Hiring a ghostwriter is a big investment in time, money and even emotional commitment. It’s natural that a potential client will want to try-before-they-buy, or get a pretty good idea of the standard of their chosen ghost’s work. And therein lies the biggest conundrum around ghost writing; how can a ghostwriter provide a great portfolio of writing samples, when technically they can’t lay claim to any piece of work?
A ghost can of course rave about their writing prowess in generalities; ah yes, I have written bestsellers for a stellar cast including an A-list actor, a top sportsperson and a leading business guru. The problem is; it does sound a bit vague. Plus, without any physical proof the person on the other end of that boastful conversation would be forgiven for thinking: yeah, really? It’s certainly not a good, solid start to the fledgling relationship.
The other side to this shaky introduction is where a potential author asks a ghost to write a sample on spec. This is where I usually have my diva moment and declare that I have written more than 50 books and I am hopefully beyond the point of needing to do a writing test. I realise this seems pretty bad, particularly now I see it written down. Therefore, I would respectfully suggest (in much more measured tones!) that no professional ghostwriter has the time or resources to pen pieces for free.
It is possible to strike a deal to hire a ghost on a trial basis, to write a short, say 1000 word piece. However, I believe a better solution is for the ghost to pre-empt this and ask some of their clients if they mind their books being used as a showcase. I say some, because I know there are certain names in my portfolio of work that never, ever want to admit to using a ghost. That’s fine and that is what I signed up to when I helped pen their books. I’d honour that confidentiality even if I had not signed a contract guaranteeing that I would do so. However, there are certain clients I have worked with who have openly admitted that they have worked with me, either by including a ‘with Teena Lyons’ on the cover page, or a ‘thank you’ in the acknowledgements. In these circumstances, it seems quite reasonable to ask if they’d be agreeable to the work being used to demonstrate my abilities to future clients. They could, of course, say no and I would respect that. I should add that no one has ever refused such a request.
Some ghostwriters include a permissions clause in their contract, saying they reserve the right to include the contracted work in part, or full, within their professional portfolio. I must say, I don’t do this. I make a request to selected individuals at the end of a project. The go ahead is based on the final relationship I have with my client and their approval of the end product. If they are happy with how the project went, and there are no strict confidentiality clauses that would prevent identifying the relationship, then they are usually fine about giving the nod. I should add: I never just assume this. It is a conversation that needs to be had and fully understood by all parties.
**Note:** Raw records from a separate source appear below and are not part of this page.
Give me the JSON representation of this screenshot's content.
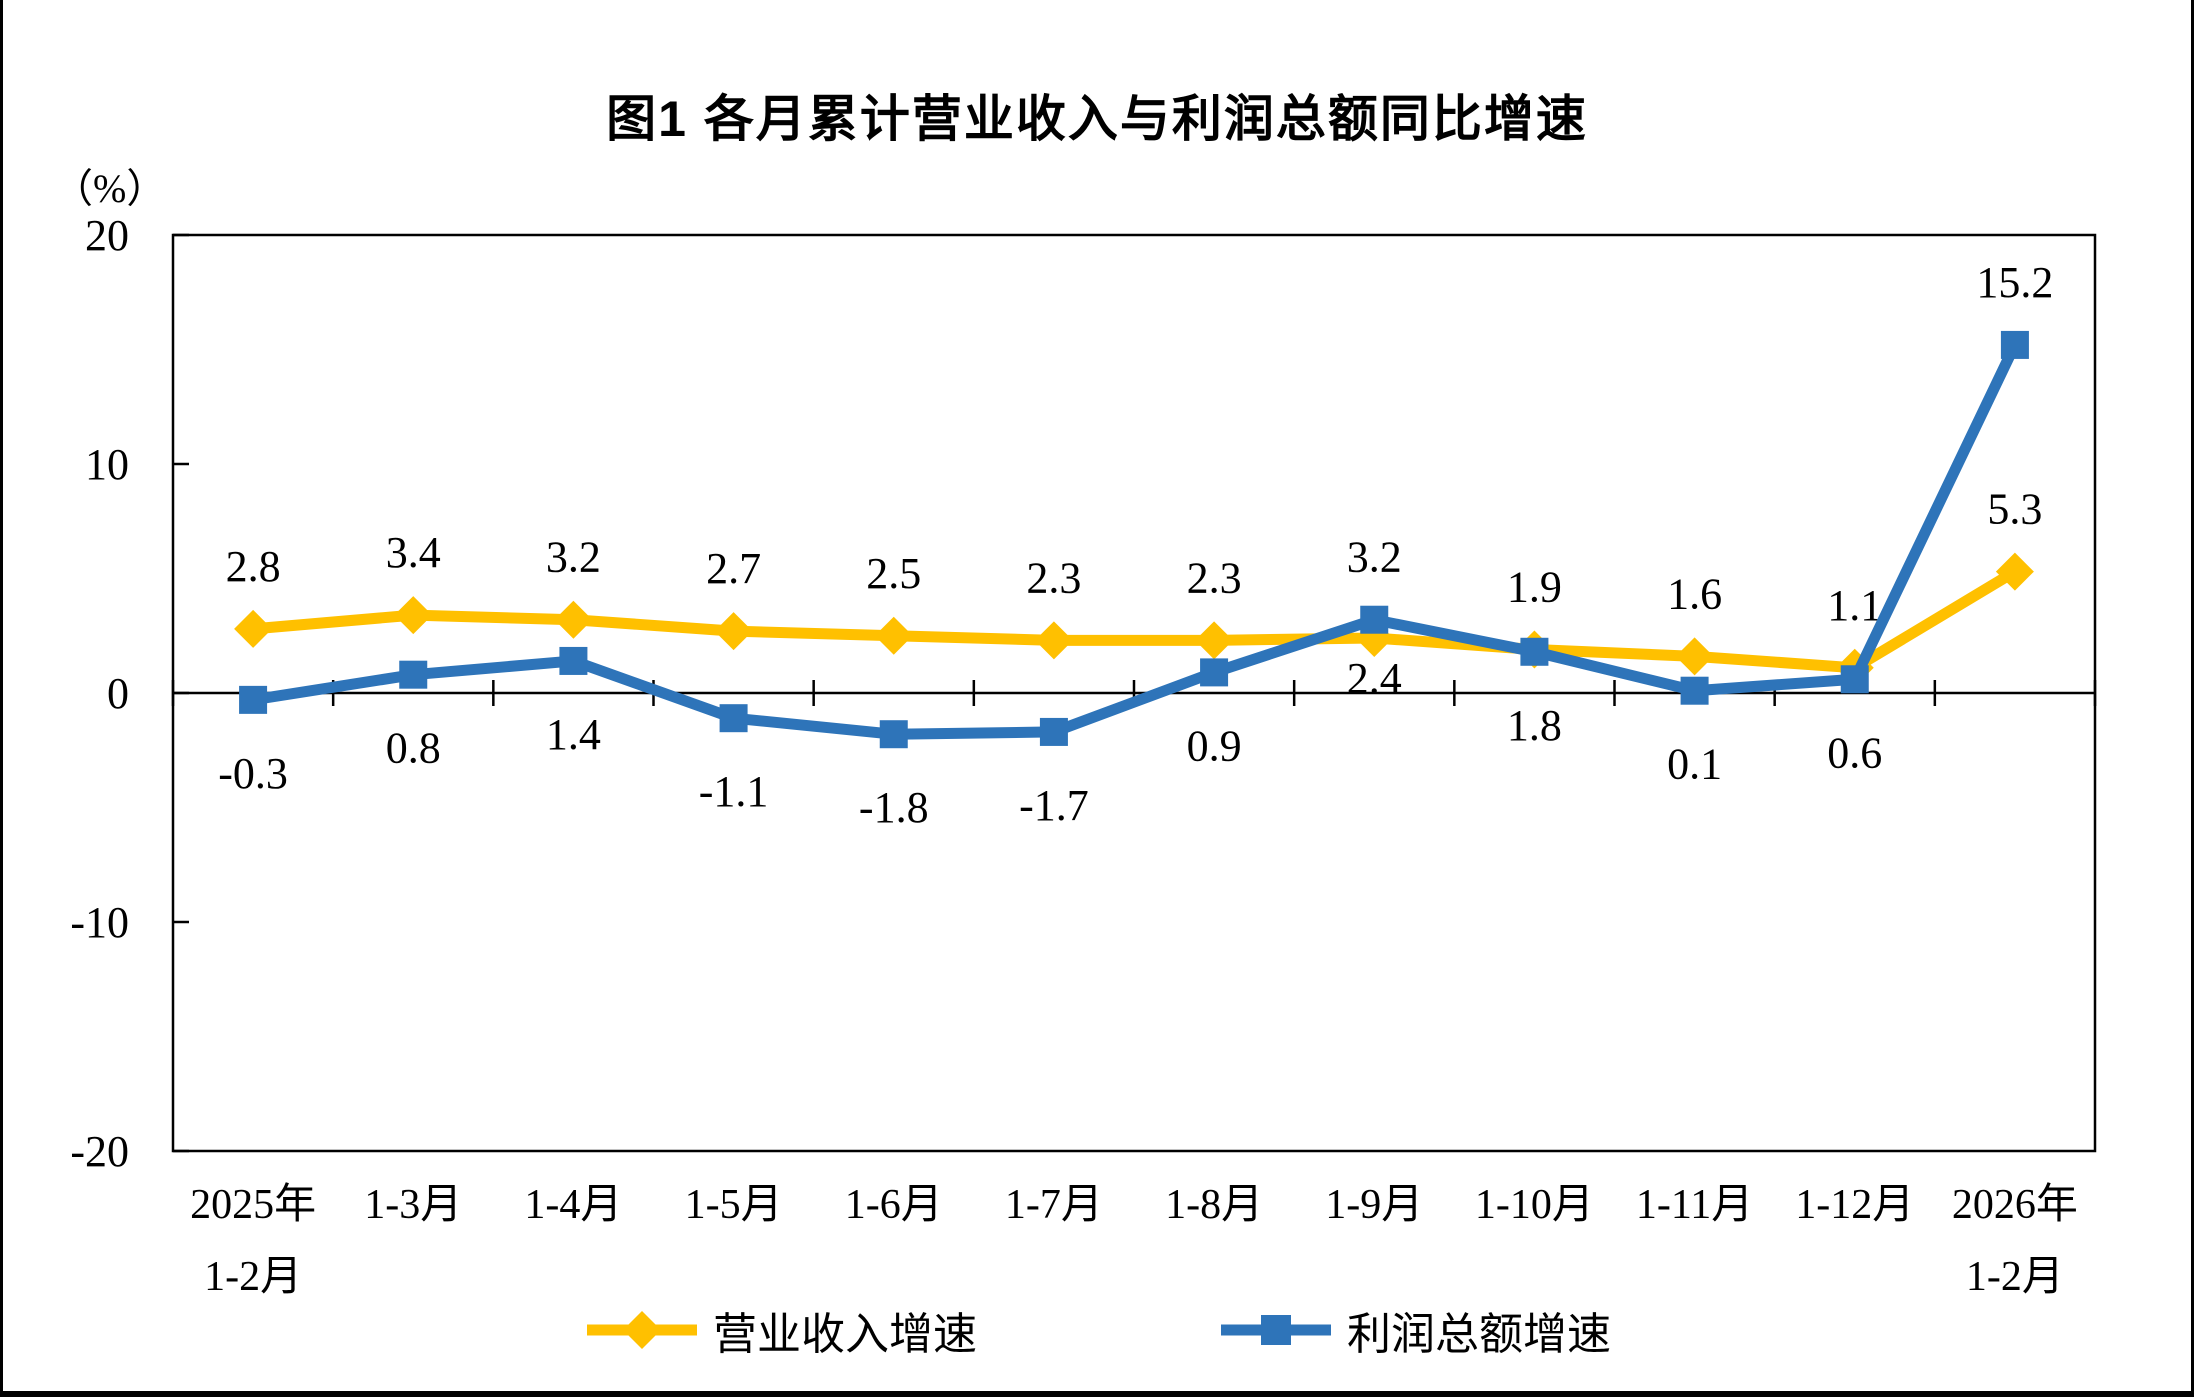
{
  "chart_data": {
    "type": "line",
    "title": "图1  各月累计营业收入与利润总额同比增速",
    "unit_label": "（%）",
    "categories": [
      "2025年\n1-2月",
      "1-3月",
      "1-4月",
      "1-5月",
      "1-6月",
      "1-7月",
      "1-8月",
      "1-9月",
      "1-10月",
      "1-11月",
      "1-12月",
      "2026年\n1-2月"
    ],
    "y_axis": {
      "min": -20,
      "max": 20,
      "step": 10,
      "ticks": [
        20,
        10,
        0,
        -10,
        -20
      ]
    },
    "grid": false,
    "legend_position": "bottom",
    "series": [
      {
        "name": "营业收入增速",
        "marker": "diamond",
        "color": "#FFC000",
        "values": [
          2.8,
          3.4,
          3.2,
          2.7,
          2.5,
          2.3,
          2.3,
          2.4,
          1.9,
          1.6,
          1.1,
          5.3
        ],
        "label_positions": [
          "above",
          "above",
          "above",
          "above",
          "above",
          "above",
          "above",
          "below",
          "above",
          "above",
          "above",
          "above"
        ]
      },
      {
        "name": "利润总额增速",
        "marker": "square",
        "color": "#2E74B9",
        "values": [
          -0.3,
          0.8,
          1.4,
          -1.1,
          -1.8,
          -1.7,
          0.9,
          3.2,
          1.8,
          0.1,
          0.6,
          15.2
        ],
        "label_positions": [
          "below",
          "below",
          "below",
          "below",
          "below",
          "below",
          "below",
          "above",
          "below",
          "below",
          "below",
          "above"
        ]
      }
    ]
  }
}
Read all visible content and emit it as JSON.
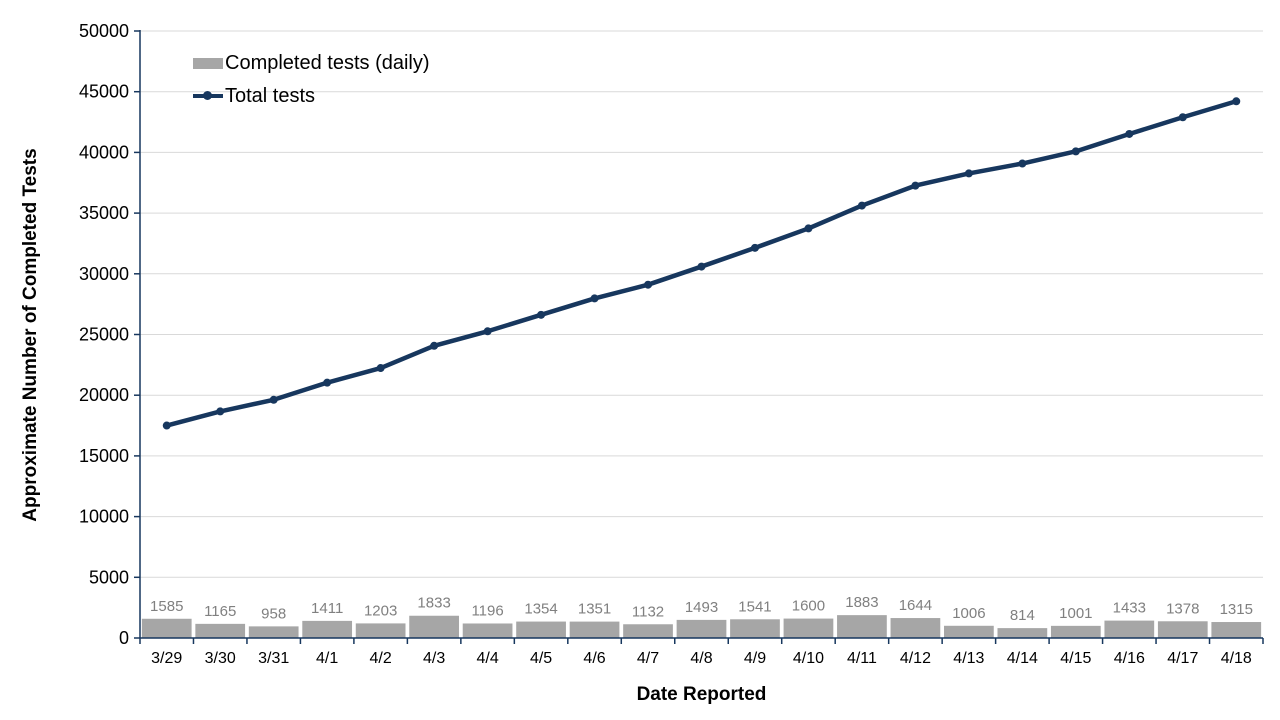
{
  "chart_data": {
    "type": "combo",
    "title": "",
    "xlabel": "Date Reported",
    "ylabel": "Approximate Number of Completed Tests",
    "ylim": [
      0,
      50000
    ],
    "ytick_step": 5000,
    "grid": "horizontal",
    "legend_position": "inside-top-left",
    "categories": [
      "3/29",
      "3/30",
      "3/31",
      "4/1",
      "4/2",
      "4/3",
      "4/4",
      "4/5",
      "4/6",
      "4/7",
      "4/8",
      "4/9",
      "4/10",
      "4/11",
      "4/12",
      "4/13",
      "4/14",
      "4/15",
      "4/16",
      "4/17",
      "4/18"
    ],
    "series": [
      {
        "name": "Completed tests (daily)",
        "type": "bar",
        "color": "#a6a6a6",
        "data_labels": true,
        "values": [
          1585,
          1165,
          958,
          1411,
          1203,
          1833,
          1196,
          1354,
          1351,
          1132,
          1493,
          1541,
          1600,
          1883,
          1644,
          1006,
          814,
          1001,
          1433,
          1378,
          1315
        ]
      },
      {
        "name": "Total tests",
        "type": "line",
        "color": "#17375e",
        "marker": "circle",
        "values": [
          17500,
          18665,
          19623,
          21034,
          22237,
          24070,
          25266,
          26620,
          27971,
          29103,
          30596,
          32137,
          33737,
          35620,
          37264,
          38270,
          39084,
          40085,
          41518,
          42896,
          44211
        ]
      }
    ],
    "colors": {
      "grid": "#d9d9d9",
      "axis": "#17375e",
      "text": "#000000",
      "bar_label": "#808080",
      "background": "#ffffff"
    }
  }
}
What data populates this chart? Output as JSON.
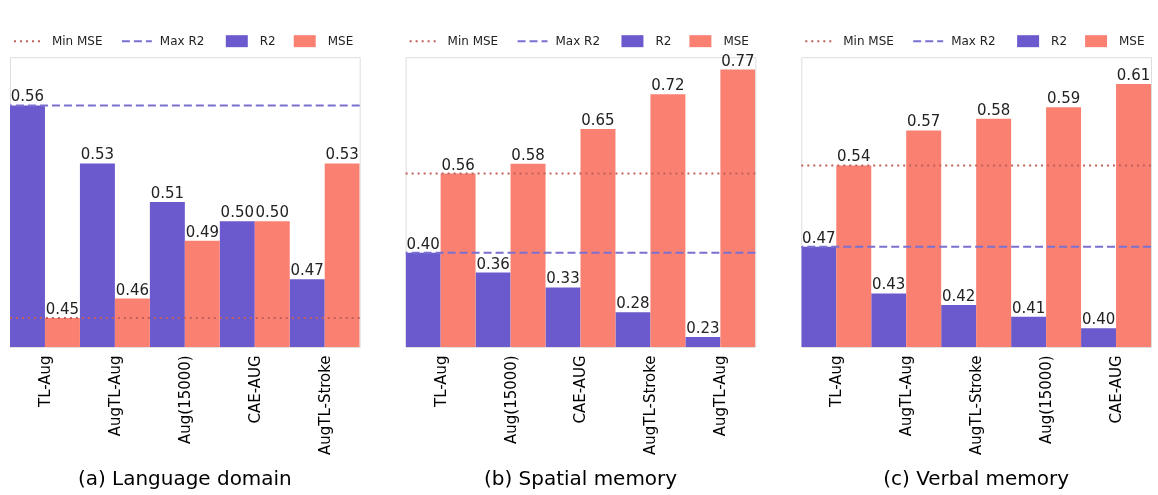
{
  "chart_data": [
    {
      "type": "bar",
      "title": "(a) Language domain",
      "categories": [
        "TL-Aug",
        "AugTL-Aug",
        "Aug(15000)",
        "CAE-AUG",
        "AugTL-Stroke"
      ],
      "series": [
        {
          "name": "R2",
          "color": "#6a5acd",
          "values": [
            0.56,
            0.53,
            0.51,
            0.5,
            0.47
          ],
          "value_labels": [
            "0.56",
            "0.53",
            "0.51",
            "0.50",
            "0.47"
          ]
        },
        {
          "name": "MSE",
          "color": "#fa8072",
          "values": [
            0.45,
            0.46,
            0.49,
            0.5,
            0.53
          ],
          "value_labels": [
            "0.45",
            "0.46",
            "0.49",
            "0.50",
            "0.53"
          ]
        }
      ],
      "ylim": [
        0.435,
        0.585
      ],
      "tick_labels": "x",
      "grid": "x",
      "legend": "top",
      "ref_lines": [
        {
          "axis": "y",
          "value": 0.45,
          "label": "Min MSE",
          "color": "#c0605a",
          "line_style": "dotted"
        },
        {
          "axis": "y",
          "value": 0.56,
          "label": "Max R2",
          "color": "#7a70d0",
          "line_style": "dashed"
        }
      ]
    },
    {
      "type": "bar",
      "title": "(b) Spatial memory",
      "categories": [
        "TL-Aug",
        "Aug(15000)",
        "CAE-AUG",
        "AugTL-Stroke",
        "AugTL-Aug"
      ],
      "series": [
        {
          "name": "R2",
          "color": "#6a5acd",
          "values": [
            0.4,
            0.36,
            0.33,
            0.28,
            0.23
          ],
          "value_labels": [
            "0.40",
            "0.36",
            "0.33",
            "0.28",
            "0.23"
          ]
        },
        {
          "name": "MSE",
          "color": "#fa8072",
          "values": [
            0.56,
            0.58,
            0.65,
            0.72,
            0.77
          ],
          "value_labels": [
            "0.56",
            "0.58",
            "0.65",
            "0.72",
            "0.77"
          ]
        }
      ],
      "ylim": [
        0.21,
        0.795
      ],
      "tick_labels": "x",
      "grid": "x",
      "legend": "top",
      "ref_lines": [
        {
          "axis": "y",
          "value": 0.56,
          "label": "Min MSE",
          "color": "#c0605a",
          "line_style": "dotted"
        },
        {
          "axis": "y",
          "value": 0.4,
          "label": "Max R2",
          "color": "#7a70d0",
          "line_style": "dashed"
        }
      ]
    },
    {
      "type": "bar",
      "title": "(c) Verbal memory",
      "categories": [
        "TL-Aug",
        "AugTL-Aug",
        "AugTL-Stroke",
        "Aug(15000)",
        "CAE-AUG"
      ],
      "series": [
        {
          "name": "R2",
          "color": "#6a5acd",
          "values": [
            0.47,
            0.43,
            0.42,
            0.41,
            0.4
          ],
          "value_labels": [
            "0.47",
            "0.43",
            "0.42",
            "0.41",
            "0.40"
          ]
        },
        {
          "name": "MSE",
          "color": "#fa8072",
          "values": [
            0.54,
            0.57,
            0.58,
            0.59,
            0.61
          ],
          "value_labels": [
            "0.54",
            "0.57",
            "0.58",
            "0.59",
            "0.61"
          ]
        }
      ],
      "ylim": [
        0.384,
        0.633
      ],
      "tick_labels": "x",
      "grid": "x",
      "legend": "top",
      "ref_lines": [
        {
          "axis": "y",
          "value": 0.54,
          "label": "Min MSE",
          "color": "#c0605a",
          "line_style": "dotted"
        },
        {
          "axis": "y",
          "value": 0.47,
          "label": "Max R2",
          "color": "#7a70d0",
          "line_style": "dashed"
        }
      ]
    }
  ]
}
If they say yes, I thank them profusely because it is a huge deal for them to do this.
I now have work sample agreements from two dozen authors or more. When I am asked for examples of my work, I point prospective clients in the direction of Amazon and give them the titles of the books I have collaborated on. Amazon has that helpful ‘look inside’ feature, so there is not even a need to buy a book to check out my writing skills across a range of titles.
Of course, this pre-supposes that a ghost has a ready portfolio of work and a number of open-minded authors happy to share. For a ghostwriter just starting out, this is not so straightforward. My recommendation here would be to write a selection of samples, blogs or short stories that can be given to putative clients. Or, even better, find interesting people with extraordinary stories and ask them to let you record them for your portfolio.
In either case, whether it is via a request for permission to existing clients, or writing samples from scratch, I would recommend that any ghost keeps a range of different styles in their sample portfolio in order to show off their versatility. When anyone asks for samples, I try to closely match the material I provide to what I understand of their particular profile, although I do also point out that no two books are the same. Thus I can put forward a clutch of different genres that include a book that is a bit edgy and humorous, another that is quite corporate, one that is a pure autobiography and so on.
Don’t under-estimate the power of a testimonial to go with those samples either. One author I was lucky enough to work with was a well-known TV mentalist (who I can’t name – I know…) and he spent a lot of time explaining to me the power of endorsement. A personal recommendation from another like-minded individual makes others value a product far, far more. It can certainly give nervous new authors some peace of mind. Since then I have always made sure to ask for testimonials from my authors. A selection is also featured on my website in the ‘featured work’ section, if you are curious.
Finally, there is one very obvious avenue for a talented ghostwriter to produce a sample or samples of their work; write their own book. This was one of the many reasons why I wrote The Complete Guide to Ghostwriting. What better way can their be to provide a example of your writing skills?